Cette fois, le mystère s’épaissit. Dans cette pièce, justement intitulée Anónimo, qui tente de contenir l’affirmation si personnelle du flamenco. Dans cette démarche créatrice d’un chorégraphe et danseur qui prend si bien la lumière et réclame aujourd’hui “l’anonymat”. Déjà auréolé de succès pour cette nouvelle création, David Coria y mène une sorte d’introspection et s’en remet au bon génie du flamenco pour interroger l’identité, le groupe, la variété et l’essence de l’existence. “Une fantaisie personnelle” explique l’ancien premier danseur et chorégraphe du Ballet Flamenco d’Andalousie, qui tente ainsi de brouiller les cartes. Accompagné sur scène du danseur Rafael Ramirez et de la danseuse Florienca Oz, David Coria se livre à un jeu d’ombres, genre de trio imbriqué qui ne formerait plus qu’un, devenant masse, reflet et brouillant les rôles, les corps et les genres. “Dans cette pièce, on veut pouvoir être interchangeable” dit-il.  Une intention louable, même si le flamboyant danseur au coup de talon fulgurant est bien plus rapide que son ombre. David Coria est de la race incandescente des danseurs qui se distinguent même derrière un décor. Avec ses doubles, il gomme pourtant les frontières identitaires, non plus dans la clameur collective de sa précédente pièce, El encuentro, mais dans le repli de groupe, genre de plongée uniforme. “Trois corps, trois humains, sans sexe sans physionomie”, détaille t-il. Et sans unité de temps ni de lieu, si ce n’est un espace contraint.
L’être anonyme
De cette danse diffuse qui ne dit plus la célébration, le chorégraphe devient corbeau de l’être anonyme. Etre ou ne pas être ? Telle est la question éternelle que pose ce corps synchrone à six bras. Dans sa quête existentielle, David Coria s’est fait aider par Pedro Cordoba et Ana Morales ainsi que par le danseur et chorégraphe Fabien Thomé, enfant de Saint-Jean-de-Luz, engagé dans le renouveau du flamenco. Dans cette entreprise narrative, cette société anonyme, David Coria, déjà prophète en son pays pour son ampleur, se recroqueville sur l’incidence du groupe dans l’épanouissement personnel, les sentiers accidentés sur lesquels pourtant, le cheminement personnel devrait s’accomplir. D’autant que le flamenco est le “vecteur d’une énergie personnelle” dit-il. En ce sens, ni le groupe, ni les costumes n’ont d’emprise sur la personnalité du danseur. Il n’y a pas de fatalité mais une puissance du ventre, une clameur qui doit être entendue. Anónimo tente ainsi de balayer les genres mais la danse continue de clamer son appartenance à un sexe. On ne danse pas également si l’on est homme ou femme, reconnaît David Coria. Une question “d’énergie”, qui caractérise l’homme ou la femme, pour des questions “culturelles ou d’éducation” regrette t-il. Pour des considérations physiques aussi. On n’exprime que ce que l’on est. La jupe ne suffit pas à tromper la danse. L’anonymat de la pièce est trahi par cet aveu mâle, mais cette masculinité moderne s’interroge, se regarde en miroir et pointe même ses défauts.

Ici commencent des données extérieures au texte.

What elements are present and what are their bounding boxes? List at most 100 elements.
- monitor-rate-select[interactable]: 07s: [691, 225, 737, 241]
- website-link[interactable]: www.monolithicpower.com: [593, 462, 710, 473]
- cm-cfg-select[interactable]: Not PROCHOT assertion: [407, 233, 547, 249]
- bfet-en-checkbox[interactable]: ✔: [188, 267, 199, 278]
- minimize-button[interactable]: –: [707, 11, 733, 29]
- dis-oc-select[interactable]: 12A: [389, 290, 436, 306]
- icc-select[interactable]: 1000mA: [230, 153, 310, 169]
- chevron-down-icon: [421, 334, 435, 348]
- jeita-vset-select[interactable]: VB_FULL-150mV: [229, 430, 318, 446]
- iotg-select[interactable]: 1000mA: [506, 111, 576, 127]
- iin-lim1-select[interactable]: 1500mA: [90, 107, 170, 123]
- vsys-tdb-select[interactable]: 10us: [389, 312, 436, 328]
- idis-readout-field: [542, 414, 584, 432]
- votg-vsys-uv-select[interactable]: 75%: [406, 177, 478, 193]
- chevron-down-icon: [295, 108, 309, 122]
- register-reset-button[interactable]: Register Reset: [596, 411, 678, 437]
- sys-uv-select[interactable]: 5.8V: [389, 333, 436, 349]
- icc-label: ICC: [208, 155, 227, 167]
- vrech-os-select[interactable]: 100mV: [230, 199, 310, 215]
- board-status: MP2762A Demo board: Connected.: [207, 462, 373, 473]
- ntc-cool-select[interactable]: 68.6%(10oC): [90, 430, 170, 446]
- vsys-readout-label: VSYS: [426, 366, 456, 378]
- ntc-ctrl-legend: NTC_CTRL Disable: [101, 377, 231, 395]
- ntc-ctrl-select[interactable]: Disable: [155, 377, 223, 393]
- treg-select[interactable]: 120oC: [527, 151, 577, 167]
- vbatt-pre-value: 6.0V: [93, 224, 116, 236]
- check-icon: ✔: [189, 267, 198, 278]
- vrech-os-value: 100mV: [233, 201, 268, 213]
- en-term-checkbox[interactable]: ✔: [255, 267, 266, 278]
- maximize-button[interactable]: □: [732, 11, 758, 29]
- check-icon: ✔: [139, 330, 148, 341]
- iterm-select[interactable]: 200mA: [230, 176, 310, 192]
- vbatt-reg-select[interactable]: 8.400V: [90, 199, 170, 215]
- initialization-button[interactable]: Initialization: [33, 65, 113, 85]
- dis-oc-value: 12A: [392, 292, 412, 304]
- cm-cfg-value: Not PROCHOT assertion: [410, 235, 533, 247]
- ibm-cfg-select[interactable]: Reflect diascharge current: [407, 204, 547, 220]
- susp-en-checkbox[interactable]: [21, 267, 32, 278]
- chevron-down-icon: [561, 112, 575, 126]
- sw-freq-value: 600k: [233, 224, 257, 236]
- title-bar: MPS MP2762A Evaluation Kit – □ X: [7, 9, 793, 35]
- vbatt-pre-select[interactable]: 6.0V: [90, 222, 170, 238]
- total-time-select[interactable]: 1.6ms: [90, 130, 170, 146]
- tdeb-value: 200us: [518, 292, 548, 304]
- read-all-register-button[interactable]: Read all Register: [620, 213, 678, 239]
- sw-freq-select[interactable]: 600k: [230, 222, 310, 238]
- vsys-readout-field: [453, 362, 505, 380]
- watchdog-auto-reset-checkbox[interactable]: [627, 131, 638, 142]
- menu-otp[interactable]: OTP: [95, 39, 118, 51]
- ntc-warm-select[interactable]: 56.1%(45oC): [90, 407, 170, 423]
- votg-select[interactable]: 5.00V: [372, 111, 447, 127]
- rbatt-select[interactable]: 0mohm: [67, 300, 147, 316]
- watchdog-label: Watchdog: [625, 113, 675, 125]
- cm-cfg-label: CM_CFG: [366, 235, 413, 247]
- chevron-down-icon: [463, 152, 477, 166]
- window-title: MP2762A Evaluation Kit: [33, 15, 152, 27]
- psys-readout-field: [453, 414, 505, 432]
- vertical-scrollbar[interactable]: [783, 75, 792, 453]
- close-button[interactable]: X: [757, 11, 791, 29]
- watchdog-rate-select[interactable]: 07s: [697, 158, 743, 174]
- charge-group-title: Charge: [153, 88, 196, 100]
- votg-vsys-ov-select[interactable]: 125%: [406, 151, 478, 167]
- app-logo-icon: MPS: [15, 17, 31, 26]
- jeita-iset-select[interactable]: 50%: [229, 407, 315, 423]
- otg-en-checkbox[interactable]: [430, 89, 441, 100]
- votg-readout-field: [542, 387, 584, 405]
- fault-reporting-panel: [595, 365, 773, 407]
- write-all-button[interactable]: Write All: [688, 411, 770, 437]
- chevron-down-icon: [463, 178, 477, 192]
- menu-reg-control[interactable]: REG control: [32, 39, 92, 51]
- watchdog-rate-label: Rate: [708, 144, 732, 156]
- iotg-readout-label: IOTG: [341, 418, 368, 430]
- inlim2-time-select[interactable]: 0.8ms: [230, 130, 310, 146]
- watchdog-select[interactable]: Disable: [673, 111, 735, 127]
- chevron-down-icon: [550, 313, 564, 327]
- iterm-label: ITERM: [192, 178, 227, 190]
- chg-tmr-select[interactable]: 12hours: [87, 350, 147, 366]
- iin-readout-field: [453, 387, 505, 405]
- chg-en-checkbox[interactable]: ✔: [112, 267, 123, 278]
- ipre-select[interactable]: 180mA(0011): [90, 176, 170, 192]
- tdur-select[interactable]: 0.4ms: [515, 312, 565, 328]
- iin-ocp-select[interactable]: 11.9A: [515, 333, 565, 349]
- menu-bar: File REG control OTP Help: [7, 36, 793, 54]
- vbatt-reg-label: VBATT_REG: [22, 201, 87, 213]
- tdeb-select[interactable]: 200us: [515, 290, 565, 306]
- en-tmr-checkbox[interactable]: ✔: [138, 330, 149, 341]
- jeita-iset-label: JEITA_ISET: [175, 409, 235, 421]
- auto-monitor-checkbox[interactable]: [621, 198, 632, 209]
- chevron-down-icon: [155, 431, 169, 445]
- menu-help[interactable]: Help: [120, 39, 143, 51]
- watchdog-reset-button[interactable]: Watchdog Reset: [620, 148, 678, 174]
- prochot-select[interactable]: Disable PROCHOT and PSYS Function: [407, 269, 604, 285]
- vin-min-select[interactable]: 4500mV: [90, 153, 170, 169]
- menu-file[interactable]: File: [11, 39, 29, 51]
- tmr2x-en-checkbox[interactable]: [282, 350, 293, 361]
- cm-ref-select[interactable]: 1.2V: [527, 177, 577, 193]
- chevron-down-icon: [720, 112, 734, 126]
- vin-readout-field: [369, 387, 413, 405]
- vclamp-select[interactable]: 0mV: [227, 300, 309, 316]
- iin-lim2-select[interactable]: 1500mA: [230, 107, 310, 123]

Le flamenco est ce langage venu de loin qui parle à notre temps. David Coria a certes, “grandi dans la tradition”, dit-il, il n’en a pas moins travaillé avec des chorégraphes à la marge. Né à Séville il y a 36 ans, dans le berceau du flamenco, il a débuté à quinze ans sa prodigieuse carrière de danseur au sein de la Compania andaluza de danza, avec passage remarqué dans le film de Carlos Saura, Salomé. Il a travaillé avec les noms les plus prestigieux du Flamenco, les danseurs et chorégraphes Andres Marin, Rocio Molina, Maria Pages, Rafaela Carrasco et vole depuis près de quinze ans de ses propres ailes, avec l’amplitude qu’on leur connaît. De cette expérience complète, biberonnée par les plus grands, il retient une tradition de son temps, une grammaire ancienne qui fait le vocabulaire d’aujourd’hui. Une langue en constante évolution qui parle de ses besoins. Comme si le flamenco était ce pot commun d’Anónimo, dans lequel les individus s’effacent, mais se nourrissent et finissent par renaître, flamboyants.